Maschinenfabriken, Zuckersiedereien und andere Unternehmen entstanden, die vielen Arbeitskräften Lohn und Arbeit versprachen. Dieser Prozess vollzog sich krisenhaft und führte schon damals zu sozialen Auseinandersetzungen, die in der Revolution 1848/49 manifest wurden. Bertram erkannte die Notwendigkeit der wirtschaftlichen Entwicklung und förderte sie tatkräftig. So war er neben Ludwig Wucherer entscheidend an der Gründung der „Handelskammer der Stadt Halle und der Saaleörter“ im Oktober 1844 beteiligt.
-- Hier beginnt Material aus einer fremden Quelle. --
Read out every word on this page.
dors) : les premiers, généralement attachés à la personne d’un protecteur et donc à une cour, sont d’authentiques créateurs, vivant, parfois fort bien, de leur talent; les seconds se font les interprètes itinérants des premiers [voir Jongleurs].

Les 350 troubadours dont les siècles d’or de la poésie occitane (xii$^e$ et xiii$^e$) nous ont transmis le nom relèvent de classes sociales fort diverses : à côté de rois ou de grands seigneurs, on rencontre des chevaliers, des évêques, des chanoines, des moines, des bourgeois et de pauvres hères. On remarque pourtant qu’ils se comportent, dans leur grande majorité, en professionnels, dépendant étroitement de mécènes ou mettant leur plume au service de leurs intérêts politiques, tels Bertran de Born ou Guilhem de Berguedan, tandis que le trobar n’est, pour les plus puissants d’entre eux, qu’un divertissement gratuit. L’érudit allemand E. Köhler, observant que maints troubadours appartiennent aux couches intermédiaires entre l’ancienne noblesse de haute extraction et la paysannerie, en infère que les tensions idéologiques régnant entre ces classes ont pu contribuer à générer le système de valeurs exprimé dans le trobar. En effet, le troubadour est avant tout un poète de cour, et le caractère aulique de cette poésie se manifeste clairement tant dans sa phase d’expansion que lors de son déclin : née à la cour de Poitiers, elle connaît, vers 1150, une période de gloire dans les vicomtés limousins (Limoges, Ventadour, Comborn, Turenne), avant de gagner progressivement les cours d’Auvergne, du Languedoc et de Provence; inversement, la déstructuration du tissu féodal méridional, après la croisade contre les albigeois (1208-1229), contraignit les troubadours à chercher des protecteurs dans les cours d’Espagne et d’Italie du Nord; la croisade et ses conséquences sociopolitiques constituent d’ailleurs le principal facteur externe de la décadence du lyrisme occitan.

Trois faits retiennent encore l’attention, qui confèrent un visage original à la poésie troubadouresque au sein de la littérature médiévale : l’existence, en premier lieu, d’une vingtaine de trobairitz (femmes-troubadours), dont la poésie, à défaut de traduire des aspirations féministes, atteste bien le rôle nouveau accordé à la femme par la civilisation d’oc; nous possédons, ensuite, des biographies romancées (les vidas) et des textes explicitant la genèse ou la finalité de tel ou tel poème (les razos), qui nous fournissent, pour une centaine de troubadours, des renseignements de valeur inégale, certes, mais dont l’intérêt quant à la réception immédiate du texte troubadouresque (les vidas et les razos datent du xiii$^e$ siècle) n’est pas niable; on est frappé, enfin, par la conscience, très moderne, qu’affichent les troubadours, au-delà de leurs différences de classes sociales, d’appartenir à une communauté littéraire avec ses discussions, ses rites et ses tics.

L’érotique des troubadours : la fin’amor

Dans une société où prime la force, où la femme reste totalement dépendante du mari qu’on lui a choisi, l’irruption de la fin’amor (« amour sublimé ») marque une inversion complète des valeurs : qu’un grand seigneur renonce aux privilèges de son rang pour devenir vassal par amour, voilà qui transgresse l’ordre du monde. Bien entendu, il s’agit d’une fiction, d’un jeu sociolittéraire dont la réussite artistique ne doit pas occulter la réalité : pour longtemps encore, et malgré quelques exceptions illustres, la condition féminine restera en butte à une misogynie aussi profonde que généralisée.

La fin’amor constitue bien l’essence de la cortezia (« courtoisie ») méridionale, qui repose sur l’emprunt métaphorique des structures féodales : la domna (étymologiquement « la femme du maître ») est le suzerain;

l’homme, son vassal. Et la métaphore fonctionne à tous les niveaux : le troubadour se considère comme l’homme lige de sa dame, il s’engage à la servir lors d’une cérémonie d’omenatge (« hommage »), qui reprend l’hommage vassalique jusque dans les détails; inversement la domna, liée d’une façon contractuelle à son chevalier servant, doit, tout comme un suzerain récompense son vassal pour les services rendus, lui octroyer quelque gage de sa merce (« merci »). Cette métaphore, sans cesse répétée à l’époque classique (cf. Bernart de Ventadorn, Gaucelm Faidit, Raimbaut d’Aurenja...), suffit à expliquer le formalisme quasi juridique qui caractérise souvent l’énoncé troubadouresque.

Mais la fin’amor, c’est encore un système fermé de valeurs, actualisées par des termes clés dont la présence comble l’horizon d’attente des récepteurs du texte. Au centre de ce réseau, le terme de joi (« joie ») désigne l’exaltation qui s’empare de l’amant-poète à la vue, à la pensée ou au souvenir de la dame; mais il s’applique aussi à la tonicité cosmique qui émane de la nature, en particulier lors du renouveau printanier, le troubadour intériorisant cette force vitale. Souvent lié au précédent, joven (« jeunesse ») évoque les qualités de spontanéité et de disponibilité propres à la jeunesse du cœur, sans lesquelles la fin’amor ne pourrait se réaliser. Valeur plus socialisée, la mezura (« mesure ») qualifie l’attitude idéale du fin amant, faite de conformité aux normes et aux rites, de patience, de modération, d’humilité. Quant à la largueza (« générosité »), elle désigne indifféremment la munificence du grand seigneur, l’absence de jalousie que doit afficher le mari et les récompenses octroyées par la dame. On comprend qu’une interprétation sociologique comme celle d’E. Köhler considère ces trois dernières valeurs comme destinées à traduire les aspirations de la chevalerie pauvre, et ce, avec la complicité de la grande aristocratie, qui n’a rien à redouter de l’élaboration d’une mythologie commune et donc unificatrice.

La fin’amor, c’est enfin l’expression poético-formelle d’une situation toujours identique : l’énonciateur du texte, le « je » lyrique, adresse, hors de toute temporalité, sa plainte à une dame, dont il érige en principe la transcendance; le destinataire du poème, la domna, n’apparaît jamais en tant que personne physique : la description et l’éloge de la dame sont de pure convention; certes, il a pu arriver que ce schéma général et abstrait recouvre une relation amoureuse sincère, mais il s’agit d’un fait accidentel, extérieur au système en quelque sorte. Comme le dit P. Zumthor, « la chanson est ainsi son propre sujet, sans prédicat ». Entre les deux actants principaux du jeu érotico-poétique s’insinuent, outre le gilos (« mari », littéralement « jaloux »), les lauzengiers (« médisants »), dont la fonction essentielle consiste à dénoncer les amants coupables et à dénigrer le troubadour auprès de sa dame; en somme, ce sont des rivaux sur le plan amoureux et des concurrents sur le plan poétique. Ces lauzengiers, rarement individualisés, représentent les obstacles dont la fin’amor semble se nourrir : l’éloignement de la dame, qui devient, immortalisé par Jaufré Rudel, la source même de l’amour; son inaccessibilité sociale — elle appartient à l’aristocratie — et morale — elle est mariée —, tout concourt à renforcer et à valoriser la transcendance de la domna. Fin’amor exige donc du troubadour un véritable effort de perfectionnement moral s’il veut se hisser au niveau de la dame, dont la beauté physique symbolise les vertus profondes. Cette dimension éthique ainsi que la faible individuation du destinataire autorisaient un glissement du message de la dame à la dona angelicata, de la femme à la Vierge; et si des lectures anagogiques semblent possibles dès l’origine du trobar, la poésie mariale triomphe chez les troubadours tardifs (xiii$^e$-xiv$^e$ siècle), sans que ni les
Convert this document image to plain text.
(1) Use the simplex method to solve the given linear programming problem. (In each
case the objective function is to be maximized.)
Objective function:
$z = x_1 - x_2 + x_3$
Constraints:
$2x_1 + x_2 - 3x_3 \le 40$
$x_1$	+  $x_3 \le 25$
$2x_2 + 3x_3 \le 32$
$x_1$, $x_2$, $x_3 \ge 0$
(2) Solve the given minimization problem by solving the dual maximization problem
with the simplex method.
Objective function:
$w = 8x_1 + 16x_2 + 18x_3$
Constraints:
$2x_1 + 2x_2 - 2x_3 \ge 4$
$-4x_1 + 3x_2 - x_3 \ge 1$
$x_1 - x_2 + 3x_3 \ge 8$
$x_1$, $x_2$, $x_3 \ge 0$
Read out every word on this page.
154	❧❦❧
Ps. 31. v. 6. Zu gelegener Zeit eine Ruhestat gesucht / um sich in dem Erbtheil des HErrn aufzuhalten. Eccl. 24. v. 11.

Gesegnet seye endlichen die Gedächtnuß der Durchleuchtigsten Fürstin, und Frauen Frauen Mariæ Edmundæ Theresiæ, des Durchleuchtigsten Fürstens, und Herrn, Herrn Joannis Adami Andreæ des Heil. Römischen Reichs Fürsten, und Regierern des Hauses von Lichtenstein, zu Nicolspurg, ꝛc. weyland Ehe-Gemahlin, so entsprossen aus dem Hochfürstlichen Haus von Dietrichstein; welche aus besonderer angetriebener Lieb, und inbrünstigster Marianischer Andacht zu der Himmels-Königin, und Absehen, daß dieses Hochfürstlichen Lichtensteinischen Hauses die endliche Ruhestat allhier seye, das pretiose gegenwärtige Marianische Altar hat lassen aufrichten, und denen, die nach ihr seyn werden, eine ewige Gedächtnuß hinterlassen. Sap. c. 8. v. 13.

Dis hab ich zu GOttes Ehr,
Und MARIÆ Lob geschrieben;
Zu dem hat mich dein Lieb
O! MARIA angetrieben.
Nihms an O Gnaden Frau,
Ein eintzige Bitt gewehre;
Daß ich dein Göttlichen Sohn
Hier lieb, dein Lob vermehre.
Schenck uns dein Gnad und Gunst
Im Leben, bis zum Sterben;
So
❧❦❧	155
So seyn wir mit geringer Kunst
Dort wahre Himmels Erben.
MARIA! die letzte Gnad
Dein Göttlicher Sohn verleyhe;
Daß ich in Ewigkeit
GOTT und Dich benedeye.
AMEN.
Bertram erhielt das allgemeine Vertrauen für eine zweite zwölfjährige Amtsperiode, die am 7. Februar 1855 begann. Wegen rasch zunehmender Kränklichkeit musste er jedoch schon am 19. September 1855 seine Stelle niederlegen. Er lebte nun zurückgezogen in seinem Geburtshaus, betreut von seiner Frau Sophie (geb. Schwetschke), die ihm vier Kinder geboren hatte.
Oberbürgermeister Bertram starb am 11. August 1868 und fand auf dem Stadtgottesacker seine letzte Ruhestätte.